Poetry / Kristi Maxwell
:: Hello, detective ::
Rename me the quiet execution of a nail
Rename me mouthwork and guesswork
Gethsemane, a Sunday in France
Rename me no widow
Rename me no whited-out error
or whittled branch, no wood debris
No bereavement
Rename me concussion, cocoon, ca-caw,
a series of useless birdsong, bird-sound,
the brain’s own birth-pain, delivering a thought
Rename me coddler or god
witness or withness
an unforgiveable act, an ax or an ask
Rename me afraid
but do not name me without
Do not name me without
not minnow
Do not name me bait or beaten or deterred
Rename me turd, but not porcelain, not flesh
Rename me commotion
Rename me the proximity of salt and sugar
as the distance between assault and assure
Rename me sugar-assured, rename me
ushered, rename me hush
Do not rename me hush
Do not take us out of the world
Rename me a series of pills
but not swallow
but not even a swallow’s wingspan
or prey
Rename me prayer or drawer into which
one folds her desperation
but do not name me opened
and do not open me
Rename me father, further, pelt,
trade, treason, logic, and lube
Rename me bunny-tail of moon on the wide ass of night
Rename me after accumulation, after the fact
Rename me after after
Rename me then
Rename me any, rename me anon, avast,
a Kevlar vest never needed
Rename me sinew
Rename me insinuation
Rename me remain but not remains
Do not rename me tooth-sized or canine
blasted or blessed
Rename me have, rename me as having
Rename me sleep, but not sleeper, sleep
From the writer
:: Account ::
In the spread of a week, I was in the ER because of acute pain caused by a herniated disc, and my husband was in the ER after being beaten and robbed while biking home from work. My mind was on the tenuous, my mind was on the body—that spectrum of fragility and resilience. I’m sure most of us have experienced frustration at our inability to help someone in the way we’d like—the texture of my mornings changed; my day began with a call to the detective because a call made me feel like I was doing something. I got married somewhat spontaneously in July 2016, and, to my surprise, I liked my new name: wife. I wanted to keep it.

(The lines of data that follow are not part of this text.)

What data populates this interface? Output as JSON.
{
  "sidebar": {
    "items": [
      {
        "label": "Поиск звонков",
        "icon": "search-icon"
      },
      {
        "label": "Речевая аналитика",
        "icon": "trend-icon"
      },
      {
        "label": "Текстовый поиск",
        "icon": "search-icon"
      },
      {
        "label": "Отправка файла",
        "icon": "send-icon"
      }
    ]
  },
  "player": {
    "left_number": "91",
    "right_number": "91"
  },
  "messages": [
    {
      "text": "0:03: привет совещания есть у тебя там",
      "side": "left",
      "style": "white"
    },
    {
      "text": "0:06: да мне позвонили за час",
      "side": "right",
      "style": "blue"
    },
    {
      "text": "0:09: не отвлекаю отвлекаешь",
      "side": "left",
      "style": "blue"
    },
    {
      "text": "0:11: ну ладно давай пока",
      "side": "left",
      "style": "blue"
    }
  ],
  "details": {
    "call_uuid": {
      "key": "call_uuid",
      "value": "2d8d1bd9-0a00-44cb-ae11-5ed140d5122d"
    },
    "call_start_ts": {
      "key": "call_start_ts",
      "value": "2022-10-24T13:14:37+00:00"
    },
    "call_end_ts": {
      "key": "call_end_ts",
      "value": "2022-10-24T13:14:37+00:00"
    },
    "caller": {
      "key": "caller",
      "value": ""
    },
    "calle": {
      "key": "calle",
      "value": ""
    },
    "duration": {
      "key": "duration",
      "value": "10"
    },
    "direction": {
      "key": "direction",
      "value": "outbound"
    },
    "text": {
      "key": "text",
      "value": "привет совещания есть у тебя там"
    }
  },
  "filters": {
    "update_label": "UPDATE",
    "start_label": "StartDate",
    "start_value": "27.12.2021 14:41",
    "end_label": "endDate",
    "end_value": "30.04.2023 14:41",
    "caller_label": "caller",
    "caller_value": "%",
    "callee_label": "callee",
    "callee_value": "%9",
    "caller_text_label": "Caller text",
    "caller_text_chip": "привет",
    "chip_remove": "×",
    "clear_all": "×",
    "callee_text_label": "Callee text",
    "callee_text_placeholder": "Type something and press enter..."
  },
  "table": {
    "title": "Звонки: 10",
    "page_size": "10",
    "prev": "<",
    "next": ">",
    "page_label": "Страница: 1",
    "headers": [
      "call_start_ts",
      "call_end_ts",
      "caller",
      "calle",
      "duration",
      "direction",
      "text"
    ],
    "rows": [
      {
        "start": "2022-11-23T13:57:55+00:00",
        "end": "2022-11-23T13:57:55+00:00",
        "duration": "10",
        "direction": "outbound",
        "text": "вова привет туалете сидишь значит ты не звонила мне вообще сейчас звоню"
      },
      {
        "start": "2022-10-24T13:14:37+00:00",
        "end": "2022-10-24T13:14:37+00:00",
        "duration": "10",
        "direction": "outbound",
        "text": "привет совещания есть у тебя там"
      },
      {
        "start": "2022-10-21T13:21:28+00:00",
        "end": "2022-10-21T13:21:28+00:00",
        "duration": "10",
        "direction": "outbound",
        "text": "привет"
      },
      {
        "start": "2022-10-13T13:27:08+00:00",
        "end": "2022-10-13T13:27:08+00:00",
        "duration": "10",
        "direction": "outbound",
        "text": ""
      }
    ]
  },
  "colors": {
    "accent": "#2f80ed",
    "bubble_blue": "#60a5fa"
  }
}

This poem is as much about the talk I did not have with the detective as the talks I did. It’s about the collision between grief and celebration. It’s either lullaby or tornado or spell. It’s a poem on holding, a poem on hold, waiting less patiently than it might.
Kristi Maxwell is the author of five books of poetry, including Realm Sixty-four (Ahsahta Press, 2008), That Our Eyes Be Rigged (Saturnalia Books, 2014), and PLAN/K (Horse Less Press, 2015). She lives in Kentucky, where she is an Assistant Professor of English at the University of Louisville.